The findings include:
During a tour of the facility with Staff M on 05/13/2019 between 06:30 am and 01:00 pm observation revealed that the exit at staff lounge on the 3rd floor AFLAC Cancer Unit is not obvoius and needs a directional arrow to indicate the exit door.
These findings were confirmed by Staff at the time of discovery.
Reference:
2012 Ed. NFPA 101 Chapter 19 Section 19.2.10.1

Vertical Openings - Enclosure

Tag No.: K0311

Based on observation and staff interviews it was determined the facility failed to ensure that vertical openings for cable runs were sealed properly.
This could place all patients and staff at risk in the event of a fire.
The findings include:
During a tour of the facility with Staff on 05/13/2019 between 06:30 am and 01:00 pm observation revealed that cable penatrations in the Data Closet near the elevators had holes around the cables where the Fire Stopping material is not installed properly. This condition is present on the 5th, 4th, 3rd, and 2nd floor in this location.
These findings were confirmed by Staff at the time of discovery.
Reference:
2012 Ed. 2012 NFPA 101 Chapter 19 Section 19.1.1, Chapter 8 Section 8.5.6

Smoke Detection

Tag No.: K0347

Based on observation, review of facility records, and staff interviews it was determined the facility failed to ensure that smoke detectors are installed properly at smoke doors provided with hold open devices.
This could place all patients and staff at risk in the event of a smoke or fire event.
The findings include:
During a tour of the facility with Staff on 05/13/2019 between 06:30 am and 01:00 pm observation revealed that the in the west section of tower 2 smoke detectors were not provided within 5 feet on both sides of smoke doors provided with hold open devices.
These findings were confirmed by Staff M at the time of discovery.
Reference:
2012 NFPA 101 Chapter 19 section 19.2.2.2.2; Chapter 7 section 7.2.1.8.2

2010 NFPA 72 Chapter 17 section 17.7.5.6

Sprinkler System - Installation

Tag No.: K0351

Based on observation, review of facility records, and staff interviews it was determined the facility failed to ensure the sprinkler instalation met the requirements of NFPA 13.
This could place all patients and staff at risk in the event of a fire.
The findings include:
During a tour of the facility with Staff on 05/13/2019 between 06:30 am and 01:00 pm observation revealed that there was no sprinkler protection under the "cloud" features that are over 4 feet wide.
Reference:
2012 NFPA 101 Chapter 19 section 19.4.2.1; Chapter 9 section 9.7.1.1. (1) ; 2010 NFPA 13 Chapter 8 section 8.5.5.3.1
During a tour of the facility with Staff on 05/13/2019 between 06:30 am and 01:00 pm observation revealed that the escutchieon plate was missing at Room 185 Soiled utility room .
Reference:

2012 NFPA 101, Chapter 19, Sections 19.1.6.1, 19.3.5.1, 19.3.5.3, 19.3.5.4, Chapter 9, Sections, 9.7.5, 9.7.6, 9.7.1.1 and 2011 NFPA 25. Chapter 5, Sections; 5.2.1.1.2 & 5.2.1.1.4, (explanation in Annex E, E.1, Table E.1), and 2010 NFPA 13, Chapter 6, Section 6.2.7


These findings were confirmed by Staff at the time of discovery.

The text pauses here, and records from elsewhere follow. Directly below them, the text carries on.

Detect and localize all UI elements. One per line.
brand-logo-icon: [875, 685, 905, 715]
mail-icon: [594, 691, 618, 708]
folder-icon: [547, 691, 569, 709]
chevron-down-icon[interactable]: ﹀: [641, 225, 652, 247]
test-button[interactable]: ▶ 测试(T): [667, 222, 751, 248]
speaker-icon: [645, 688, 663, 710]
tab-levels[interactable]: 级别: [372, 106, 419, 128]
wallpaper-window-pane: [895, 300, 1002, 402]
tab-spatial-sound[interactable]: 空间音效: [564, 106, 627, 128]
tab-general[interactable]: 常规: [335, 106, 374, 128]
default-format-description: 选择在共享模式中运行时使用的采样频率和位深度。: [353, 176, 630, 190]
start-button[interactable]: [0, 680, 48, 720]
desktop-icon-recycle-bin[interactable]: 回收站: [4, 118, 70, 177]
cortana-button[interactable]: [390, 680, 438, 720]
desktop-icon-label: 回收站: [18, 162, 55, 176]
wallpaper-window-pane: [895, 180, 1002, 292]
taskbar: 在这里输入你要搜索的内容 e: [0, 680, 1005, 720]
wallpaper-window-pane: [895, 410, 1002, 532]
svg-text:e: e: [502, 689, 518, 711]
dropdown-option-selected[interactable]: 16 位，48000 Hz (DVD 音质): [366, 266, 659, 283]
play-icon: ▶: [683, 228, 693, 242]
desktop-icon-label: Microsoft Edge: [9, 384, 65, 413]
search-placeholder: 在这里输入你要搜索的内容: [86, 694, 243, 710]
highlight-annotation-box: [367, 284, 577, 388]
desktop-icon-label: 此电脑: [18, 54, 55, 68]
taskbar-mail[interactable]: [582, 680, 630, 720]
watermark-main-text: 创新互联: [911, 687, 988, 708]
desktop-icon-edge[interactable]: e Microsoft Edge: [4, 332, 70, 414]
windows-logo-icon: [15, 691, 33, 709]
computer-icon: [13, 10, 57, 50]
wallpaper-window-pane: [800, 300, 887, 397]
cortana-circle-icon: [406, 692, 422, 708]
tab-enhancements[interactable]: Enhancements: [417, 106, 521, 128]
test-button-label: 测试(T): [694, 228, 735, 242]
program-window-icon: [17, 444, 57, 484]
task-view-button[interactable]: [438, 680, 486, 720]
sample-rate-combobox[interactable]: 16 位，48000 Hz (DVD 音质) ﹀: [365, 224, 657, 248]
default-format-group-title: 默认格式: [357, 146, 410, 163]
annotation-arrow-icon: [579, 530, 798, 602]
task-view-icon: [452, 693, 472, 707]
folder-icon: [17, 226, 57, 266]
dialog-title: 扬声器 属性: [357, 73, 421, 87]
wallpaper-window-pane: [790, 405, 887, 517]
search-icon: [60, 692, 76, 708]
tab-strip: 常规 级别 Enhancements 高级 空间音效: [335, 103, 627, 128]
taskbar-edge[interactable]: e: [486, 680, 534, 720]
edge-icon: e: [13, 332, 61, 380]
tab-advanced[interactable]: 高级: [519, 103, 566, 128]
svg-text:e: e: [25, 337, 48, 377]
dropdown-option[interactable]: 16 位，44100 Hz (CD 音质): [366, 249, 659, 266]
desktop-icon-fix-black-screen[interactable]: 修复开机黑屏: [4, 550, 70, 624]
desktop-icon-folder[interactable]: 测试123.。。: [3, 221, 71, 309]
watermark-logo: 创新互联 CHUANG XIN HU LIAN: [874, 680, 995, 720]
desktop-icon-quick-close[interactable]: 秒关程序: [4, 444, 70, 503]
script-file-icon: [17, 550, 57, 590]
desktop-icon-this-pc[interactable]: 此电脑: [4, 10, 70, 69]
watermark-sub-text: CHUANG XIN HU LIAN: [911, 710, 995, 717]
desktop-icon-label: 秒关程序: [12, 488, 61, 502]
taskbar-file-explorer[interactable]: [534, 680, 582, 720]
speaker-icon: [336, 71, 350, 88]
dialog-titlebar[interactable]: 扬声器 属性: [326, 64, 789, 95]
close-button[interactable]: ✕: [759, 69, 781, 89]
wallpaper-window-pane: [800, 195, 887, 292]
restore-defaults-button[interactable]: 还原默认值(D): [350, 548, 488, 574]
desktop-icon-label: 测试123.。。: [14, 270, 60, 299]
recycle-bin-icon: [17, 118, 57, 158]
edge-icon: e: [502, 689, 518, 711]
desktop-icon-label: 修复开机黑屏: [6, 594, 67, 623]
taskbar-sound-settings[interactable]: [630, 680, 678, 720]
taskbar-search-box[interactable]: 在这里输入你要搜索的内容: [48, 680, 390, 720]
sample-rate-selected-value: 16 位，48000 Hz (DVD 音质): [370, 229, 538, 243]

Engineer Smoke Control Systems

Tag No.: K0771

Based on observation, review of facility records, and staff interviews it was determined the facility failed to
This could place all patients and staff at risk in the event of a fire or smoke event.
The findings include:
During a review of the facility records with Staff on
05/10/2019 between 10:00 am and 01:00 pm records review and staff interview revealed that no documentation of a functional test of the smoke removal system installed in the Atrium.
These findings were confirmed by Staff at the time of discovery.